Ne faites pas de conférence sur le contenu
pédagogique des étapes. Plutôt, façonnez leurs expectatives en favorisant un
échange de vues. Débutez tout bonnement en nommant l'étape. Demandez, à chaque
lombalgique, ce qu'il connaît et ce qu'il pense de l'importance de cet élément.
Pense-t-il avec cette étape soulager ses douleurs lombaires ? Par ses réponses,
le client révèle ses attentes. Une information cruciale. Elle procure au
praticien la première opportunité en classe d'influencer profondément les
expectatives d'efficacité de chaque lombalgique. Une intervention requise pour
s'assurer toute la marge de manoeuvre nécessaire en vue de remplir le contrat.
Une intervention d'autant plus importante que le but de l'École interactionnelle
vise à se prendre en charge pour s'autotraiter. La présentation de l'ensemble
des étapes de l'École s'achève avec l'arrivée de la pause. Une heure exactement
après le début de la leçon . L'animateur participe à cette pause en appliquant
la tactique thérapeutique position symétrique dans ses échanges avec les
participants
(diapo # 1-18).
Objectif 2 : contrat
La négociation du contrat débute immédiatement après la pause. Le praticien
rappelle que le contrat sert à clarifier les attentes réciproques. L'entente à
établir concerne essentiellement deux éléments : réduction de la douleur et
deux objectifs personnels
(figure 5.1). Pour
préciser le pourcentage de réduction à inscrire sur le contrat, l'animateur
introduit l'importante discussion suivante par cette remarque
(diapos # 1-19 à # 1-20)
« si le traitement dans lequel vous vous engagez diminuait votre mal de
dos de un pour cent (1 %), cela ne constituerait évidemment pas une
diminution suffisante. Pour vous, quelle serait , la plus petite diminution de
la douleur que vous considéreriez comme une amélioration importante, pour
justifier vos efforts à la suite de ce traitement ? » Le praticien
pose cette question à chacun des participants et note sa réponse. Dans cette
discussion, il ne faut pas oublier l'état de chronicité des lombalgiques et,
surtout, le fait qu'il s'agit d'un changement minimal. Le pourcentage de
réduction de la douleur doit se situer entre 5 et 25 %. Au client qui
choisit le maximum (soit 25 %), le praticien tente de négocier la
réduction de ce pourcentage de deux façons. Premièrement, en rappelant au
lombalgique que plus le pourcentage est élevé, plus il devra consacrer de temps
chaque semaine aux activités prévues au programme. Ce qui signifie également
plus d'efforts et plus de douleur. Deuxièmement, en lui demandant :
«&nbp;En supposant que vous obteniez une réduction de 20 % au lieu
de 25 %, ce résultat de 20 % signifierait-il pour vous que cela ne
valait pas la peine de participer à l'École du dos ? ».

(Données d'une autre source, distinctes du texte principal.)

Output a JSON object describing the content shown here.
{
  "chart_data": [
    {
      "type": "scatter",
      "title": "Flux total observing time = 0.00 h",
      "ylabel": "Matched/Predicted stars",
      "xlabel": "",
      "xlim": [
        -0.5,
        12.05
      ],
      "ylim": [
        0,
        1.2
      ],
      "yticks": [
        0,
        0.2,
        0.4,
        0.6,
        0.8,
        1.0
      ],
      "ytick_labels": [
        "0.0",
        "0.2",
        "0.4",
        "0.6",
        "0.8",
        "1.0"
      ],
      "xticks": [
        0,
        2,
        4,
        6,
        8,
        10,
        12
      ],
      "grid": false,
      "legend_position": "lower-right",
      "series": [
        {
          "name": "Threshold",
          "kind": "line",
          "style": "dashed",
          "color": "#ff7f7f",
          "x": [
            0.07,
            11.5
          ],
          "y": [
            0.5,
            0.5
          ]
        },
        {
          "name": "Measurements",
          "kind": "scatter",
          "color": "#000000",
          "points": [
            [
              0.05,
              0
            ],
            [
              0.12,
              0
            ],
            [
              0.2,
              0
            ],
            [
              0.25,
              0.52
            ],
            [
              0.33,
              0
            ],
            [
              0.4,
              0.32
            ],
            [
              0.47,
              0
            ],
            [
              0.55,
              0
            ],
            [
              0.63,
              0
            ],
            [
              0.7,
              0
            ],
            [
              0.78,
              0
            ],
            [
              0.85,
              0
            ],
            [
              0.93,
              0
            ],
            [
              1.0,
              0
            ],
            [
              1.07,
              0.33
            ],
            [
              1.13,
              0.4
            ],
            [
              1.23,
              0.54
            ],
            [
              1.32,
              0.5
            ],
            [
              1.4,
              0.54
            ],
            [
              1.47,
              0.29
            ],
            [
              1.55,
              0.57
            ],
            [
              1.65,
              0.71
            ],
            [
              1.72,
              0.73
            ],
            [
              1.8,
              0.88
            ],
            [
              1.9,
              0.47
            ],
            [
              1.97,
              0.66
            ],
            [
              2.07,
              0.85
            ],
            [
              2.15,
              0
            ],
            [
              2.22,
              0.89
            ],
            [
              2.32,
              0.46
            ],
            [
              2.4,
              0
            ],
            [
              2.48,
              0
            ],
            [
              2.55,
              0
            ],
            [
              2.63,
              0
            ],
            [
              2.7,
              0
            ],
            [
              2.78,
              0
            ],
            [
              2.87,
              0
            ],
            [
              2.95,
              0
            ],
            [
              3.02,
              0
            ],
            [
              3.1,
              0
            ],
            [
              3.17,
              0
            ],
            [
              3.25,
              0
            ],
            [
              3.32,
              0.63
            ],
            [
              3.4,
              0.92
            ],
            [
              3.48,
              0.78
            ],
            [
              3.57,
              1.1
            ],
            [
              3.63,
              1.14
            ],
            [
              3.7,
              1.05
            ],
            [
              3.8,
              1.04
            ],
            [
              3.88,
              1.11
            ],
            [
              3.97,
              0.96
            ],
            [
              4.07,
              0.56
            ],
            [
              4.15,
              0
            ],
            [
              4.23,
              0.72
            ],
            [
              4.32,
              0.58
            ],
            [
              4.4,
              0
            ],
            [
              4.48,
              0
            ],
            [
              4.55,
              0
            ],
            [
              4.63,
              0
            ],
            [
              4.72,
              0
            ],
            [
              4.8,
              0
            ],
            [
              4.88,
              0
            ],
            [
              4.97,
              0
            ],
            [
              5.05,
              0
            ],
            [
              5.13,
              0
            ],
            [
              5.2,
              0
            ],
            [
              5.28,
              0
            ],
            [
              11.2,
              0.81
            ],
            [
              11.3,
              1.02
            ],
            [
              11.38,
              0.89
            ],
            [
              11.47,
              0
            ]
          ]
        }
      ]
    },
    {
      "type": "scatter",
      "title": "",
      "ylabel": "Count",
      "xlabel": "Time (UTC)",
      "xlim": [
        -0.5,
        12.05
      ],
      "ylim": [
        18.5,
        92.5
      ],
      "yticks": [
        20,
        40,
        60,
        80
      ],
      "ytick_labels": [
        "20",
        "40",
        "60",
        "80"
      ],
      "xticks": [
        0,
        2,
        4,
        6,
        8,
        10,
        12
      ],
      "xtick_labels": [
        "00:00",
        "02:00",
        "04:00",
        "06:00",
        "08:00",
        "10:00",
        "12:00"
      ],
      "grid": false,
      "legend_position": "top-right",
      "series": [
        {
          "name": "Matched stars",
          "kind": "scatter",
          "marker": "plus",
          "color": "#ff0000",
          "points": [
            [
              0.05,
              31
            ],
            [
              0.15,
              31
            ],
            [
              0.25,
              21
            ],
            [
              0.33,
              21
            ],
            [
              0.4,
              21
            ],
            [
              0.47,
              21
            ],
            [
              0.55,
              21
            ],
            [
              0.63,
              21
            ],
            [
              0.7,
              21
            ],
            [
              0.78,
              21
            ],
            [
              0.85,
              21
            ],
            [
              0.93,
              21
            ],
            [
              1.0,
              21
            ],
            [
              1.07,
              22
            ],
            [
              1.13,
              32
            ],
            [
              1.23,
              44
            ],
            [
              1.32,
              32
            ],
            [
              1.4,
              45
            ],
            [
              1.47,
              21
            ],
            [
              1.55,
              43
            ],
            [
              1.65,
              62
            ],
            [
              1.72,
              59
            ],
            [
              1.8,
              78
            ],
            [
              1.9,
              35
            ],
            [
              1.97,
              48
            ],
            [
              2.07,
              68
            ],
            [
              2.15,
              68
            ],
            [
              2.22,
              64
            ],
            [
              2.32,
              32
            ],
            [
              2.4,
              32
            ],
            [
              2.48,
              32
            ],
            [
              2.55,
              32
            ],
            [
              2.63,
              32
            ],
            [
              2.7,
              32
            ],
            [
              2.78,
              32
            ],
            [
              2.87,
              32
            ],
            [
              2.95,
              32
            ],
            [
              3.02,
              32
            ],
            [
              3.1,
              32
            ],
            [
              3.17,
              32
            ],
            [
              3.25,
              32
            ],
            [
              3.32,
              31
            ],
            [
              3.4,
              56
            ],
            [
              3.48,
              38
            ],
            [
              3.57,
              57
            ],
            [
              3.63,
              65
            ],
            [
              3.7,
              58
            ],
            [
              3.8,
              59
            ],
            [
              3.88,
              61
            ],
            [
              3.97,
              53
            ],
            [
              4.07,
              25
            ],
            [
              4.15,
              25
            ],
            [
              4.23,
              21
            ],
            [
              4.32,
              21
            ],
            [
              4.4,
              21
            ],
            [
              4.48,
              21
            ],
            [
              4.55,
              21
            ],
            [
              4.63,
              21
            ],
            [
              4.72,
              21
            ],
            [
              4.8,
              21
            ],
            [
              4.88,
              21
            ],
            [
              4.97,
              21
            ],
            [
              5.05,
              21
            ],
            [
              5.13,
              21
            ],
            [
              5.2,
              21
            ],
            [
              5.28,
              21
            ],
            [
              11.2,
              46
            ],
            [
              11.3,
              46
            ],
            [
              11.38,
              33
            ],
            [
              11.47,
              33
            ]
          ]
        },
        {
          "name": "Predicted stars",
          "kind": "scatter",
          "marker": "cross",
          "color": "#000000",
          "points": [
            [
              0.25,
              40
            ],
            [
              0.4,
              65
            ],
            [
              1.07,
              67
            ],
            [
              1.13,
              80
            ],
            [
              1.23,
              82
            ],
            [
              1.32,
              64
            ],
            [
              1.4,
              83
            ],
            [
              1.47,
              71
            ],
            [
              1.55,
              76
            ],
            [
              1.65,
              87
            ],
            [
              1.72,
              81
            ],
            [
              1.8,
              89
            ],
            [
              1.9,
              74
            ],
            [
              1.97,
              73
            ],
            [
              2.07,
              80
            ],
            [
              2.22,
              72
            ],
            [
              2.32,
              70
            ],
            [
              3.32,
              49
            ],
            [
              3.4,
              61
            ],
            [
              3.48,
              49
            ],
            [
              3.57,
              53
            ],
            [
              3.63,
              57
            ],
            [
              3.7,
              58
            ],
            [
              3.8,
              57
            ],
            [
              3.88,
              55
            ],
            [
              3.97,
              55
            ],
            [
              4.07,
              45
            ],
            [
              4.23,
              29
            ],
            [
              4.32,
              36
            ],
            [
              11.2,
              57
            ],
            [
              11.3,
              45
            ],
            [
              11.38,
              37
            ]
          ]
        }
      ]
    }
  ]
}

Un seul but : obtenir le plus petit pourcentage possible de réduction pour
s'assurer ainsi que le lombalgique puisse l'atteindre et même le dépasser. En
consacrant tout le temps nécessaire à cette négociation, l'animateur opère un
ajustement substantiel des attentes des clients. Il lie étroitement les efforts
personnels à consentir et le résultat escompté. La question sur « la plus
petite » diminution n'est pas facile à saisir pour le lombalgique qui
souhaite (toujours) une réduction totale de sa douleur lombaire. Durant cette
négociation, le praticien prend donc soin de répéter que nous visons tous une
réduction supérieure à celle qui sera inscrite au contrat. Pour le moment, sa
tâche consiste simplement à déterminer la plus petite réduction acceptable.
Le changement minimal - la plus petite réduction de la douleur, satisfaisante
pour le lombalgique et justifiant sa participation à l'École - reste la pierre
angulaire du contrat. Finalement, l'animateur explique que la réduction de la
douleur sera évaluée par comparaison entre la fin et le début de l'École. Aux
uns et aux autres, cette évaluation procurera une mesure concrète de l'effet
du traitement.
Le second élément du contrat concerne les objectifs personnels du client. Lors
de l'évaluation clinique, ce sujet a déjà été abordé avec lui. Procurez des
exemples d'objectifs poursuivis par d'autres participants en fournissant une
copie du tableau 5.2 à chacun de vos participants. D'ici la prochaine rencontre,
invitez-les à inscrire au verso du contrat au moins cinq objectifs personnels
qui les stimuleraient à poursuivre. Au cours de la seconde rencontre, après
discussion avec l'animateur, deux seront inscrits au contrat.
Objectif 3 : évaluation de la douleur
L'évaluation de la douleur est indispensable. Le seul moyen de connaître si
l'efficacité de votre traitement atteint le résultat « écrit » sur les
contrats individuels de vos clients. Ce résultat s'obtient en comparant, pour
chaque lombalgique, sa douleur avant et après le traitement.
Expliquez-le à vos clients. Puis, distribuez-leur quatre exemplaires des
échelles visuelles analogiques présentées à la figure 5.2.
Des échelles fiables et très sensibles aux modulations douloureuses
(75, 98,
153, 186,
239,240). Un outil qui permet, en plus, de valider et de
rester critique face à ses interventions. Par comparaison avec la traditionnelle
question : « Mon traitement vous a-t-il fait du bien ? »,
les échelles de la douleur constituent un instrument scientifique plus proche de
la réalité du lombalgique chronique. Par essence, la douleur chronique fluctue.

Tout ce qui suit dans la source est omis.